Eat that other doughnut. I know you waaaannnt to.

Have two or three doughnuts! Scarf down the whole box! Order another box! Eat 'till you puke!

There are not enough doughnuts on god's green earth to make you fat.

Finally, you can eat everything you've ever wanted and not gain one ounce.

How is this possible, you ask?

Ladies, gather around. I have a little secret. A miracle of modern technology.

It's called The Auto Suck 500 and it can give you the body of your dreams.

All you do is eat your fill and then plug yourself into The Auto Suck 500 and, voila! All your fat gets sucked out!

No exercise! No dieting! No surgery!

Sound too good to be true?

Wait, it gets better!

The Auto Suck 500 comes with an exciting new option - the Auto Suck 500 Inner Suck is a tiny microchip that is injected into your butt. It's just like the chips veterinarians inject into dogs we actually want to keep!

Bonus! If you get lost and your husband wants to find you, he just follows the beeping from your behind!

With the Auto Suck 500 Inner Suck, you don't even have to plug yourself in to get your fat sucked out.

The state-of-the-fart technology in the Inner Suck senses calories from a distance of 500 yards, so, as you're pulling up to the doughnut drive-thru, the Inner Suck automatically starts working, getting its internal guts rolling in preparation for incoming fat and carbs. By the time you're wiping Boston Cream off your blouse, the Inner Suck has already sucked out all your fat!

I know! Incredible!

Even if you can't afford the Inner Suck you can still be skinny the old-fashioned Auto Suck 500 way. But instead of the micro-chip, you have to plug yourself in. Where, you may ask, is it plugged into?

Well, one end can go into any electrical outlet anywhere. It comes with a handy adapter so you can even suck fat in the car. The other end is shoved up ... um ... well, you get the picture.

Admittedly there is a little pain involved plugging into the Auto Suck 500. I guess it's like every other weight loss program in the world.

A big pain in the butt.

Monday, October 22, 2012

My apologies for being ugly

I feel sorry for all the people who know me, who have to look at me day in and day out. I especially feel sorry for my husband, who's actually married to me. I can't imagine looking at someone as freakishly ugly as me all the time.

I'm actually feeling sorry for myself at this moment. A friend posted photos of me on Facebook and, like all photos I see of my true physical self (as opposed to the one I hand-select for the world to see - photos without triple chins and freakishly ballooned arms and legs, bloated with blue veins, pulsed hanging handfuls of lard barely contained by overstretched and shiny skin), I feel sick when I see them. Utterly sick and utterly depressed.

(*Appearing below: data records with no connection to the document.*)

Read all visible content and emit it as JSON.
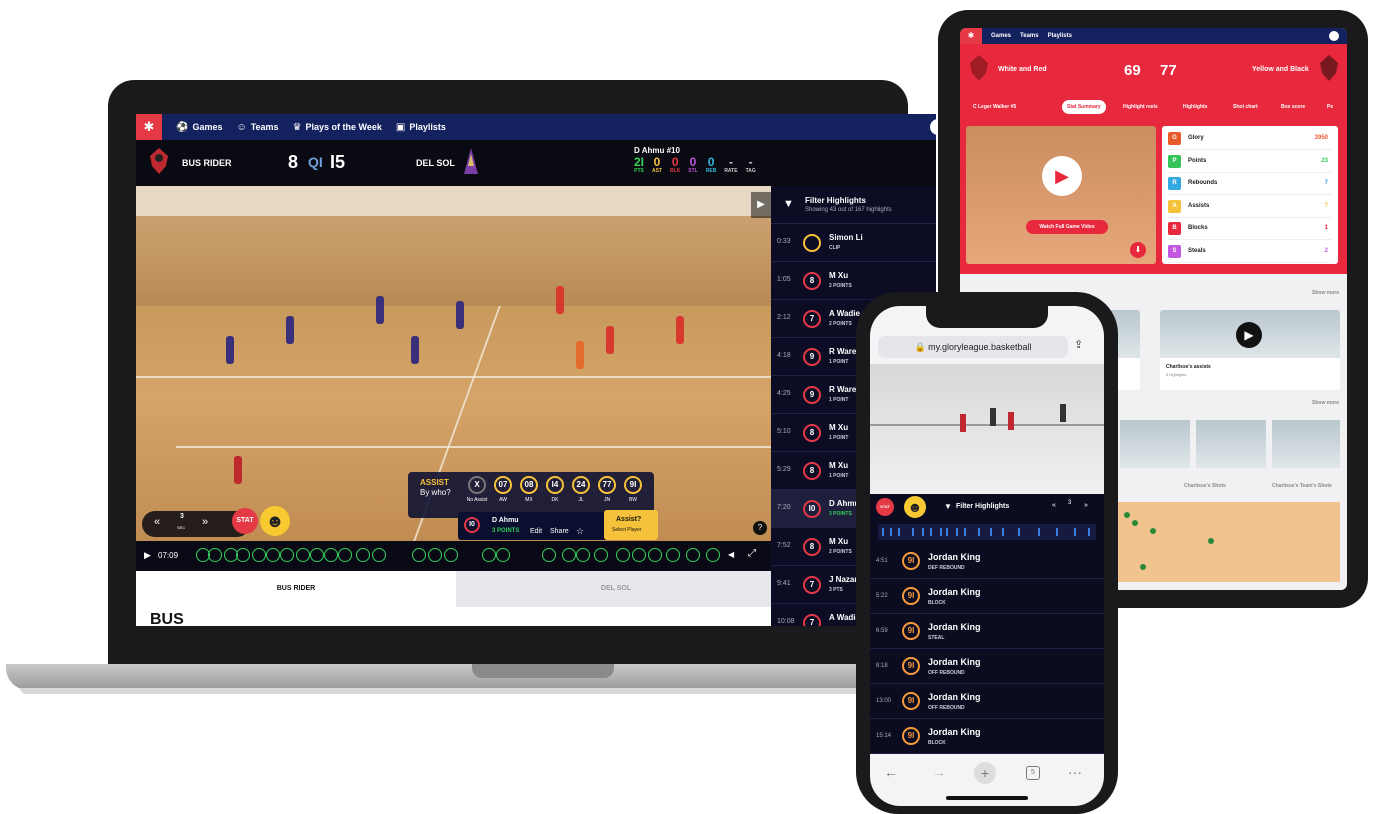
{
  "laptop": {
    "nav": {
      "items": [
        {
          "label": "Games",
          "icon": "basketball-icon"
        },
        {
          "label": "Teams",
          "icon": "people-icon"
        },
        {
          "label": "Plays of the Week",
          "icon": "trophy-icon"
        },
        {
          "label": "Playlists",
          "icon": "playlist-icon"
        }
      ]
    },
    "scoreboard": {
      "team1": "BUS RIDER",
      "score1": "8",
      "quarter": "QI",
      "score2": "I5",
      "team2": "DEL SOL"
    },
    "player": {
      "name": "D Ahmu #10",
      "stats": [
        {
          "value": "2I",
          "label": "PTS",
          "color": "#34d058"
        },
        {
          "value": "0",
          "label": "AST",
          "color": "#f7c23b"
        },
        {
          "value": "0",
          "label": "BLK",
          "color": "#e53945"
        },
        {
          "value": "0",
          "label": "STL",
          "color": "#c258e0"
        },
        {
          "value": "0",
          "label": "REB",
          "color": "#34b8e0"
        },
        {
          "value": "-",
          "label": "RATE",
          "color": "#cccccc"
        },
        {
          "value": "-",
          "label": "TAG",
          "color": "#cccccc"
        }
      ]
    },
    "assist": {
      "title": "ASSIST",
      "subtitle": "By who?",
      "options": [
        {
          "num": "X",
          "label": "No Assist"
        },
        {
          "num": "07",
          "label": "AW"
        },
        {
          "num": "08",
          "label": "MX"
        },
        {
          "num": "I4",
          "label": "DK"
        },
        {
          "num": "24",
          "label": "JL"
        },
        {
          "num": "77",
          "label": "JN"
        },
        {
          "num": "9I",
          "label": "BW"
        }
      ]
    },
    "clip": {
      "badge": "I0",
      "name": "D Ahmu",
      "type": "3 POINTS",
      "edit": "Edit",
      "share": "Share"
    },
    "assist_prompt": {
      "title": "Assist?",
      "sub": "Select Player"
    },
    "controls": {
      "rewind": "«",
      "speed": "3",
      "speed_unit": "SEC",
      "forward": "»",
      "stat": "STAT",
      "help": "?"
    },
    "timeline": {
      "time": "07:09"
    },
    "tabs": {
      "tab1": "BUS RIDER",
      "tab2": "DEL SOL"
    },
    "below_title": "BUS",
    "sidebar": {
      "title": "Filter Highlights",
      "subtitle": "Showing 43 out of 167 highlights",
      "rows": [
        {
          "time": "0:33",
          "badge": "",
          "name": "Simon Li",
          "type": "CLIP"
        },
        {
          "time": "1:05",
          "badge": "8",
          "name": "M Xu",
          "type": "2 POINTS"
        },
        {
          "time": "2:12",
          "badge": "7",
          "name": "A Wadie",
          "type": "2 POINTS"
        },
        {
          "time": "4:18",
          "badge": "9",
          "name": "R Wareing",
          "type": "1 POINT"
        },
        {
          "time": "4:25",
          "badge": "9",
          "name": "R Wareing",
          "type": "1 POINT"
        },
        {
          "time": "5:10",
          "badge": "8",
          "name": "M Xu",
          "type": "1 POINT"
        },
        {
          "time": "5:29",
          "badge": "8",
          "name": "M Xu",
          "type": "1 POINT"
        },
        {
          "time": "7:20",
          "badge": "I0",
          "name": "D Ahmu",
          "type": "3 POINTS"
        },
        {
          "time": "7:52",
          "badge": "8",
          "name": "M Xu",
          "type": "2 POINTS"
        },
        {
          "time": "9:41",
          "badge": "7",
          "name": "J Nazar",
          "type": "3 PTS"
        },
        {
          "time": "10:08",
          "badge": "7",
          "name": "A Wadie",
          "type": ""
        }
      ]
    }
  },
  "tablet": {
    "nav": {
      "items": [
        "Games",
        "Teams",
        "Playlists"
      ]
    },
    "header": {
      "team1": "White and Red",
      "score1": "69",
      "score2": "77",
      "team2": "Yellow and Black"
    },
    "tabs": [
      "C Leger Walker #5",
      "Stat Summary",
      "Highlight reels",
      "Highlights",
      "Shot chart",
      "Box score",
      "Pe"
    ],
    "watch_label": "Watch Full Game Video",
    "stats": [
      {
        "letter": "G",
        "label": "Glory",
        "value": "3950",
        "color": "#e85a2a"
      },
      {
        "letter": "P",
        "label": "Points",
        "value": "23",
        "color": "#34c45a"
      },
      {
        "letter": "R",
        "label": "Rebounds",
        "value": "7",
        "color": "#34a8e0"
      },
      {
        "letter": "A",
        "label": "Assists",
        "value": "7",
        "color": "#f7c23b"
      },
      {
        "letter": "B",
        "label": "Blocks",
        "value": "1",
        "color": "#e8283d"
      },
      {
        "letter": "S",
        "label": "Steals",
        "value": "2",
        "color": "#c258e0"
      }
    ],
    "show_more": "Show more",
    "card": {
      "caption": "Charlisse's assists",
      "count": "8 highlights"
    },
    "shots_tabs": [
      "Charlisse's Shots",
      "Charlisse's Team's Shots"
    ]
  },
  "phone": {
    "url": "my.gloryleague.basketball",
    "controls": {
      "stat": "STAT",
      "filter": "Filter Highlights",
      "rewind": "«",
      "speed": "3",
      "forward": "»"
    },
    "rows": [
      {
        "time": "4:51",
        "badge": "9I",
        "name": "Jordan King",
        "type": "DEF REBOUND"
      },
      {
        "time": "5:22",
        "badge": "9I",
        "name": "Jordan King",
        "type": "BLOCK"
      },
      {
        "time": "6:59",
        "badge": "9I",
        "name": "Jordan King",
        "type": "STEAL"
      },
      {
        "time": "8:18",
        "badge": "9I",
        "name": "Jordan King",
        "type": "OFF REBOUND"
      },
      {
        "time": "13:00",
        "badge": "9I",
        "name": "Jordan King",
        "type": "OFF REBOUND"
      },
      {
        "time": "15:14",
        "badge": "9I",
        "name": "Jordan King",
        "type": "BLOCK"
      }
    ],
    "tab_count": "5"
  }
}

I am what I am. I made myself this way. I'm not blaming anyone and I'm certainly not looking for either sympathy or inspiration to change myself. I'm merely using this blog the way I intended and that's as a journal of what's going on in my head. Back when nobody knew my blog existed I wrote from the heart. It was rather cathartic. Now it's always in the back of my head that maybe somebody might read it and thus I don't want to offend anyone or make them think ill of me.

Anyway, back to the self-flagellation for a moment. I'm the fat ugly friend. Everyone has one. They're great morale boosters, these ugly people. You look like movie star when you're next to a ginormous freak like myself.

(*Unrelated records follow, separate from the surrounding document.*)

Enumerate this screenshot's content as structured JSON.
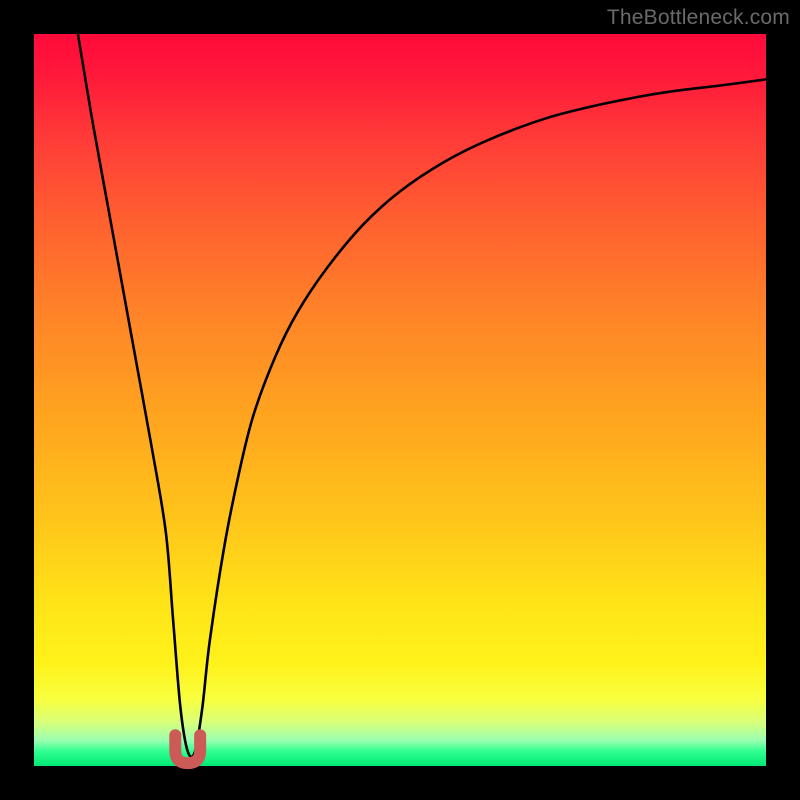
{
  "watermark": "TheBottleneck.com",
  "frame": {
    "outer_size_px": 800,
    "border_px": 34,
    "border_color": "#000000"
  },
  "gradient": {
    "top_color": "#ff0a3a",
    "mid_color": "#ffe418",
    "bottom_color": "#00e874"
  },
  "chart_data": {
    "type": "line",
    "title": "",
    "xlabel": "",
    "ylabel": "",
    "xlim": [
      0,
      100
    ],
    "ylim": [
      0,
      100
    ],
    "grid": false,
    "legend": false,
    "series": [
      {
        "name": "bottleneck-curve",
        "x": [
          6,
          8,
          10,
          12,
          14,
          16,
          18,
          19,
          20,
          21,
          22,
          23,
          24,
          26,
          28,
          30,
          33,
          36,
          40,
          45,
          50,
          56,
          62,
          70,
          78,
          86,
          94,
          100
        ],
        "y": [
          100,
          88,
          77,
          66,
          55,
          44,
          32,
          20,
          8,
          2,
          2,
          8,
          17,
          30,
          40,
          48,
          56,
          62,
          68,
          74,
          78.5,
          82.5,
          85.5,
          88.5,
          90.5,
          92,
          93,
          93.8
        ]
      }
    ],
    "marker": {
      "name": "optimal-marker",
      "shape": "u",
      "color": "#cc5a56",
      "x_center": 21,
      "x_width": 3.4,
      "y_bottom": 0.4,
      "y_top": 4.2
    }
  }
}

I'm the Melissa McCarthy of Bridesmaids. The chubby one.  That's OK for you, you fit person, you of the attractive face and slender body. You don't mind hanging around the chubby one. But having come to the realization (a long time ago) that I'm the chub in the crowd, well, that's just not cool.

People are nice to me. I have friends. They don't seem to mind that I'm the freak of the crowd. At least they never say that. But they must be thinking it. I'm part of their view, after all. Or I'm blocking their view.

Anyway, my apologies to everyone, especially my handsome husband. Poor guy. He could have any woman, and he's stuck with me.